I'm trying to implement a Cholesky decomposition in Halide. Part of common algorithm such as crout consists of an iteration over a triangular matrix. In a way that, the diagonal elements of the decomposition are computed by subtracting a partial column sum from the diagonal element of the input matrix. Column sum is calculated over squared elements of a triangular part of the input matrix, excluding the diagonal element.

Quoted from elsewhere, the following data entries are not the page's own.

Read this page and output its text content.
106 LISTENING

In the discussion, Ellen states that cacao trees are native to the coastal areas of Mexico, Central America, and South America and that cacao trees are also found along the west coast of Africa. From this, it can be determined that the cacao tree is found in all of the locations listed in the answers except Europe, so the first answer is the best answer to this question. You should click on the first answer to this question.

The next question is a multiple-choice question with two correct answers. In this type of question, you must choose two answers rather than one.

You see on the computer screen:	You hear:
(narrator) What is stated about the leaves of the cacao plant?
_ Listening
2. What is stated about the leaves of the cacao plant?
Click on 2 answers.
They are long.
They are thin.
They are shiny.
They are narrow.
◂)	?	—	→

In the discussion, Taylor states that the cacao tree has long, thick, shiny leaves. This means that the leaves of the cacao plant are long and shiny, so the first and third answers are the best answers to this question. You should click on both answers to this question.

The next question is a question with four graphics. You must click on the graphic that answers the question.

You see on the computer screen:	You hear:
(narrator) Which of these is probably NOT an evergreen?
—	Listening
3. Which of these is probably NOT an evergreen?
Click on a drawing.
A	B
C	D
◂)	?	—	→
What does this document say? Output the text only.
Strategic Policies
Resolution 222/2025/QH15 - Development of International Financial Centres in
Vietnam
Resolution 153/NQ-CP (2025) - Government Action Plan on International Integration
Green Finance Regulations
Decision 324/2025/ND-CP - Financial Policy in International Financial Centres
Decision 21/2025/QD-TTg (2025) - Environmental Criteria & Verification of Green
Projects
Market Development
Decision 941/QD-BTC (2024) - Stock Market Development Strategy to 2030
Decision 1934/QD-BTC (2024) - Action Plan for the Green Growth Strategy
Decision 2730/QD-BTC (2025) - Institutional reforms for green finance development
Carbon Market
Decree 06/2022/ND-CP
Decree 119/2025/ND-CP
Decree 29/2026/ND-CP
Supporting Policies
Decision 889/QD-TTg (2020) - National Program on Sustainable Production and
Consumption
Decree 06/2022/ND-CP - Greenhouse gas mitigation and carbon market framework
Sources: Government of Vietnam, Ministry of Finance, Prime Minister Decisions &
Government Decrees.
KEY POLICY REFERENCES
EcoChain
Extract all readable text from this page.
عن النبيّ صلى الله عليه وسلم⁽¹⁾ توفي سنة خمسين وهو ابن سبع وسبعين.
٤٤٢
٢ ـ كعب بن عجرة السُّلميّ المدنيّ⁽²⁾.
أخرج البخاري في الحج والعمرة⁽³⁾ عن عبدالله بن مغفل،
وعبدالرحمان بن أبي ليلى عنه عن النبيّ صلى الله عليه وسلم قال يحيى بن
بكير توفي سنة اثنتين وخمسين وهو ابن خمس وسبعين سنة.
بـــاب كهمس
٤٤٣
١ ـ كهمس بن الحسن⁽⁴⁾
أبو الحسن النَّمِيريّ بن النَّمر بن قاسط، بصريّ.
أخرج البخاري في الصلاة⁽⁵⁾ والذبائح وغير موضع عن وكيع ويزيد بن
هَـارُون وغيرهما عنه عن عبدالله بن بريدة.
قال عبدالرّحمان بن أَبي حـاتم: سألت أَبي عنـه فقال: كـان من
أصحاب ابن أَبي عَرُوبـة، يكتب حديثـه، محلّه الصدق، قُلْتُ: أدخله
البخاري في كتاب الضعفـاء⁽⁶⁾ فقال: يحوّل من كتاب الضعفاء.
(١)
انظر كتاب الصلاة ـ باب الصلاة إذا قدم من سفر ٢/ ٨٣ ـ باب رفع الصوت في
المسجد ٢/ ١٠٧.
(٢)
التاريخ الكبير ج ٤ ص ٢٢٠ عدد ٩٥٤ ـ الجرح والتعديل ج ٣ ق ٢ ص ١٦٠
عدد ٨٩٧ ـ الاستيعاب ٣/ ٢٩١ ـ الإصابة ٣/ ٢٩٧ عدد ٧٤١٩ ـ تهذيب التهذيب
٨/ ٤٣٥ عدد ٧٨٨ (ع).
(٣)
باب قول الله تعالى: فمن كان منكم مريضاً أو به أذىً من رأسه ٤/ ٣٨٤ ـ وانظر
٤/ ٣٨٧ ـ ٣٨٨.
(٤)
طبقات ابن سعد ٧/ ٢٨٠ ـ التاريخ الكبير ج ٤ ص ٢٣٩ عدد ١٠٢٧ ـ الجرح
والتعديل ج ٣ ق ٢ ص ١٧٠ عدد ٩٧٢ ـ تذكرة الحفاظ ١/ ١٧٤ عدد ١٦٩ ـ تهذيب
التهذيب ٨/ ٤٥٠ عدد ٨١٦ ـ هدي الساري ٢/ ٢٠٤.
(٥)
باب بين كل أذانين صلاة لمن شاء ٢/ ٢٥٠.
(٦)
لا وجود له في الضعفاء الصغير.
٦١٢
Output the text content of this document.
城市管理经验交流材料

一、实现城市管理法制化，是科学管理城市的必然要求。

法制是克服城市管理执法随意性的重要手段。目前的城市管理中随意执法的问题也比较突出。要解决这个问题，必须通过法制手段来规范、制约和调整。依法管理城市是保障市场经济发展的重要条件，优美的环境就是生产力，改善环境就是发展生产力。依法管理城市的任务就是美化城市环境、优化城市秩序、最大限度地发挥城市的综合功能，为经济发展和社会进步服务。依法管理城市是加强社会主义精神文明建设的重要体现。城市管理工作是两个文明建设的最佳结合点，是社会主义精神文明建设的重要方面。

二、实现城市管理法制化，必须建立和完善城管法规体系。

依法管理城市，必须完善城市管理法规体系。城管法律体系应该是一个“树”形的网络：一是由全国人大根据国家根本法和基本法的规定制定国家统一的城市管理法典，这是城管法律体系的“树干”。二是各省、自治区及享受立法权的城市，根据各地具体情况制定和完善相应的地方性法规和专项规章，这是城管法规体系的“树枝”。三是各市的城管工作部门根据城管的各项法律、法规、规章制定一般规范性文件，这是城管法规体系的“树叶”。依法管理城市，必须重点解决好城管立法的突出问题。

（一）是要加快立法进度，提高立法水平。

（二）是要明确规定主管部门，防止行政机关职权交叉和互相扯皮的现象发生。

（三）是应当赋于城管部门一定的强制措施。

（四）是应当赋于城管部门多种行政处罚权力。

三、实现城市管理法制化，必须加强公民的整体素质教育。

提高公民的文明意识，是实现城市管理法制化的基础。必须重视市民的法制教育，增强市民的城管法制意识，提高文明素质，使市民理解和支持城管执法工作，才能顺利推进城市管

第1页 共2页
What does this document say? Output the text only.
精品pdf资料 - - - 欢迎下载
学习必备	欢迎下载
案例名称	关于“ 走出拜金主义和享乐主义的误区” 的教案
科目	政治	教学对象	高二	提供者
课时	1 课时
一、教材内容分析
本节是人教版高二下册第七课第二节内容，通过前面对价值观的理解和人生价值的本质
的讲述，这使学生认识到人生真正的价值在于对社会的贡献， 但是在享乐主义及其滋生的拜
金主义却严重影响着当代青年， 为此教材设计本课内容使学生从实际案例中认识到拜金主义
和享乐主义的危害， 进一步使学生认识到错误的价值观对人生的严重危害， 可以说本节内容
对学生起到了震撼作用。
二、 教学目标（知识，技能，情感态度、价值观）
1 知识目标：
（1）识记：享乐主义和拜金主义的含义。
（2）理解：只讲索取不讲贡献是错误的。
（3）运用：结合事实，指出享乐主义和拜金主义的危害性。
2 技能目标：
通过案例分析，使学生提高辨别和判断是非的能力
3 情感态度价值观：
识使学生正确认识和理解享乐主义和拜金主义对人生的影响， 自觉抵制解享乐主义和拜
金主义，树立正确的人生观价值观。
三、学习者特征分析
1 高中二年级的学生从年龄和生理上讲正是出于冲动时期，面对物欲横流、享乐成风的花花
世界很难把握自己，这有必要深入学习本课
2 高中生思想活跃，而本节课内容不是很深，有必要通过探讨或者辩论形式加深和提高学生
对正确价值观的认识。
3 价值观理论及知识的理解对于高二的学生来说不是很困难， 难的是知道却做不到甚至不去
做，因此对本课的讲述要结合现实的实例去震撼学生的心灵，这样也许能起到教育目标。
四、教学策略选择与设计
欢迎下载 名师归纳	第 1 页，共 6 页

Using BLAS the code would in C++ look as follows:
double* a; /* input matrix */
int n; /* dimension */
const int c__1 = 1;
const double c_b12 = 1.;
const double c_b10 = -1.;
for (int j = 0; j < n; ++j) {
double ajj = a[j + j * n] - ddot(&j, &a[j + n], &n, &a[j + n], &n);
ajj = sqrt(ajj);
a[j + j * n] = ajj;
if (j < n) {
int i__2 = n - j;
dgemv("No transpose", &i__2, &j, &c_b10, &a[j + 1 + n], &n, &a[j + n], &b, &c_b12, &a[j + 1 + j * n], &c__1);
double d__1 = 1. / ajj;
dscal(&i__2, &d__1, &a[j + 1 + j * n], &c__1);
}
}
My question is if a pattern like this is in general expressible by Halide? And if so, how would it look like?